Orem is also sending four City Council members to sign an agreement with Urumqui, China.

City officials hope a relationship with Urumqui will benefit Orem economically and provide residents here with cultural and educational opportunities.

"Over time it will have an impact. We're opening doors to be a corporate citizen globally," said Brad Whitaker, Orem economic development director. "You do business with those you know."

These are essentially the same reasons Provo will enter into an agreement with Nanning, China. And like the Provo delegation, the group from Orem will pay its own expenses.

Orem has already set aside $10,000 for its sister-city agreement. Provo will introduce a line item in next year's budget for its sister-city arrangement.

But economic development directors from both cities say there is no financial risk in establishing these types of relationships. They say the agreements open doors and make Provo and Orem players in the global market.

Few Utah County companies currently do business with China, but officials from both cities say sister-city agreements could change that.

"We've been told by some of our businesses that China is a hard market to penetrate. We hope there can be some kind of economic benefit," said Mayor Lewis Billings of Provo's agreement with Nanning.
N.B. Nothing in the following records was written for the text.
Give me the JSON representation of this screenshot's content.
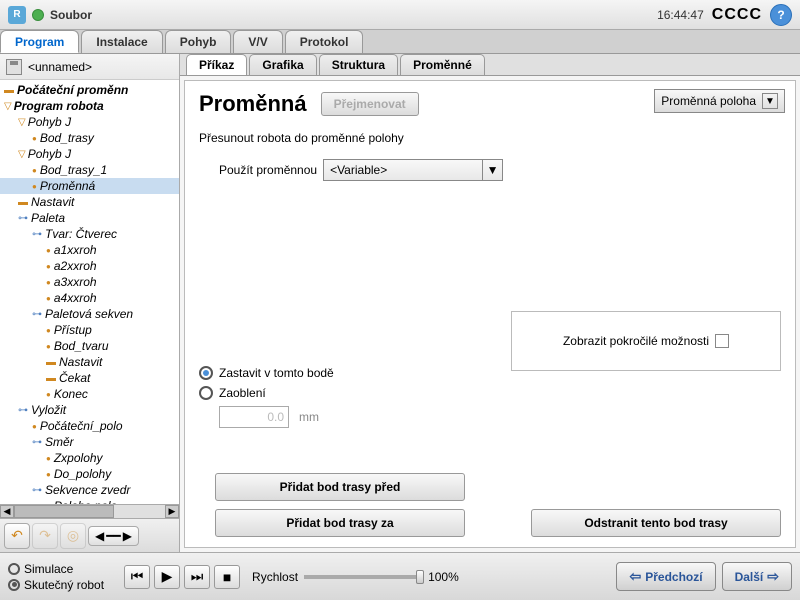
{
  "topbar": {
    "menu": "Soubor",
    "clock": "16:44:47",
    "indicator": "CCCC"
  },
  "main_tabs": [
    "Program",
    "Instalace",
    "Pohyb",
    "V/V",
    "Protokol"
  ],
  "main_tab_active": 0,
  "file_name": "<unnamed>",
  "tree": [
    {
      "d": 0,
      "ic": "dash",
      "t": "Počáteční proměnn",
      "cls": "bold"
    },
    {
      "d": 0,
      "ic": "tri",
      "t": "Program robota",
      "cls": "bold"
    },
    {
      "d": 1,
      "ic": "tri",
      "t": "Pohyb J",
      "cls": "italic"
    },
    {
      "d": 2,
      "ic": "dot",
      "t": "Bod_trasy",
      "cls": "italic"
    },
    {
      "d": 1,
      "ic": "tri",
      "t": "Pohyb J",
      "cls": "italic"
    },
    {
      "d": 2,
      "ic": "dot",
      "t": "Bod_trasy_1",
      "cls": "italic"
    },
    {
      "d": 2,
      "ic": "dot",
      "t": "Proměnná",
      "cls": "italic",
      "sel": true
    },
    {
      "d": 1,
      "ic": "dash",
      "t": "Nastavit",
      "cls": "italic"
    },
    {
      "d": 1,
      "ic": "link",
      "t": "Paleta",
      "cls": "italic"
    },
    {
      "d": 2,
      "ic": "link",
      "t": "Tvar: Čtverec",
      "cls": "italic"
    },
    {
      "d": 3,
      "ic": "dot",
      "t": "a1xxroh",
      "cls": "italic"
    },
    {
      "d": 3,
      "ic": "dot",
      "t": "a2xxroh",
      "cls": "italic"
    },
    {
      "d": 3,
      "ic": "dot",
      "t": "a3xxroh",
      "cls": "italic"
    },
    {
      "d": 3,
      "ic": "dot",
      "t": "a4xxroh",
      "cls": "italic"
    },
    {
      "d": 2,
      "ic": "link",
      "t": "Paletová sekven",
      "cls": "italic"
    },
    {
      "d": 3,
      "ic": "dot",
      "t": "Přístup",
      "cls": "italic"
    },
    {
      "d": 3,
      "ic": "dot",
      "t": "Bod_tvaru",
      "cls": "italic"
    },
    {
      "d": 3,
      "ic": "dash",
      "t": "Nastavit",
      "cls": "italic"
    },
    {
      "d": 3,
      "ic": "dash",
      "t": "Čekat",
      "cls": "italic"
    },
    {
      "d": 3,
      "ic": "dot",
      "t": "Konec",
      "cls": "italic"
    },
    {
      "d": 1,
      "ic": "link",
      "t": "Vyložit",
      "cls": "italic"
    },
    {
      "d": 2,
      "ic": "dot",
      "t": "Počáteční_polo",
      "cls": "italic"
    },
    {
      "d": 2,
      "ic": "link",
      "t": "Směr",
      "cls": "italic"
    },
    {
      "d": 3,
      "ic": "dot",
      "t": "Zxpolohy",
      "cls": "italic"
    },
    {
      "d": 3,
      "ic": "dot",
      "t": "Do_polohy",
      "cls": "italic"
    },
    {
      "d": 2,
      "ic": "link",
      "t": "Sekvence zvedr",
      "cls": "italic"
    },
    {
      "d": 3,
      "ic": "dot",
      "t": "Poloha nalo",
      "cls": "italic"
    }
  ],
  "sub_tabs": [
    "Příkaz",
    "Grafika",
    "Struktura",
    "Proměnné"
  ],
  "sub_tab_active": 0,
  "detail": {
    "title": "Proměnná",
    "rename": "Přejmenovat",
    "type_selector": "Proměnná poloha",
    "desc": "Přesunout robota do proměnné polohy",
    "use_var_label": "Použít proměnnou",
    "use_var_value": "<Variable>",
    "adv_label": "Zobrazit pokročilé možnosti",
    "radio_stop": "Zastavit v tomto bodě",
    "radio_blend": "Zaoblení",
    "blend_value": "0.0",
    "blend_unit": "mm",
    "btn_before": "Přidat bod trasy před",
    "btn_after": "Přidat bod trasy za",
    "btn_delete": "Odstranit tento bod trasy"
  },
  "bottom": {
    "sim": "Simulace",
    "real": "Skutečný robot",
    "speed_label": "Rychlost",
    "speed_value": "100%",
    "prev": "Předchozí",
    "next": "Další"
  }
}
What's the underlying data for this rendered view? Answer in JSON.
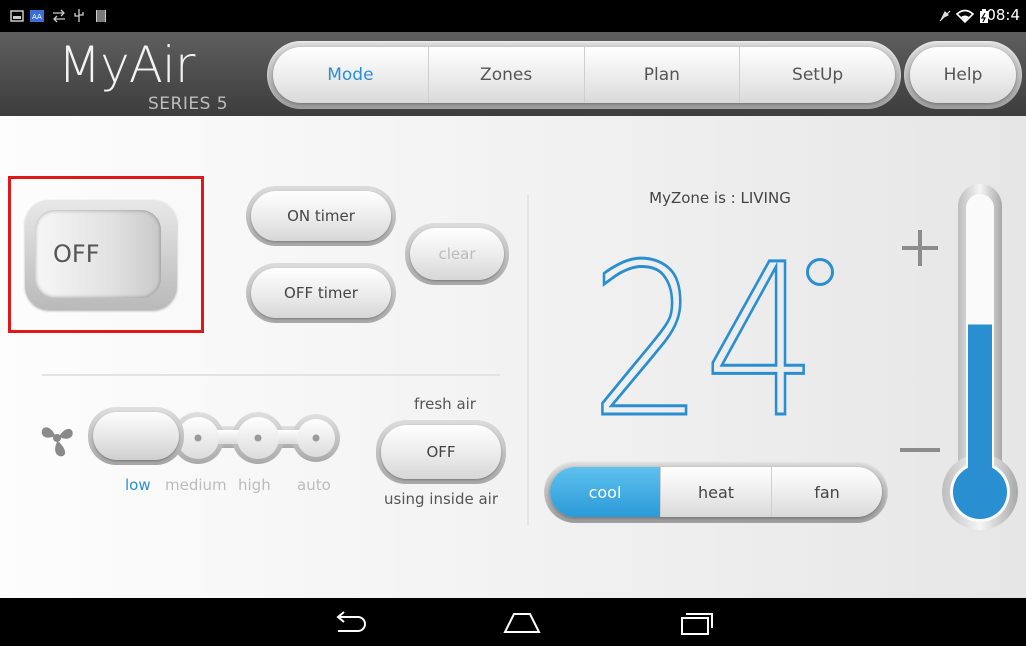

While Provo and Orem officials aren't sure their cities will benefit economically from relationships with Nanning and Urumqui, they already enjoy cultural opportunities from the agreement.

Groups from both cities have visited Provo and Orem, and in October a group of 22 business leaders from Nanning will spend a week studying at BYU.

The roots for both agreements start at Utah County's institutions for higher learning. Brigham Young University has a long-standing relationship with Nanning, and Utah Valley State College groups often visit China.

Orem and Provo leaders think more exchanges between the cities will broaden cultural understanding and tolerance in their cities.

But why would two "sister" cities in Utah County look thousands of miles away for economic and cultural opportunities? Wouldn't a relationship with a city in, say, Mexico, make more sense?

About 45,000 Hispanics live in Utah County, the local Hispanic Chamber of Commerce reports, and 65 percent to 70 percent are Mexican. Hispanics own about 500 businesses in the county.

J.L. Madrigal, president of the county's Hispanic Chamber of Commerce, said he has contacts with Mexican cities that would be interested in a sister-city relationship with Provo or Orem.

Madrigal thinks a relationship with a city strong in the high-tech industry, such as Monterey or Guadalajara, could benefit Provo. "But then again, it might not produce a lot of benefit for Utah," Madrigal says. "Just because the benefits (of a relationship with China) aren't evident now doesn't mean it won't be a good thing in the future."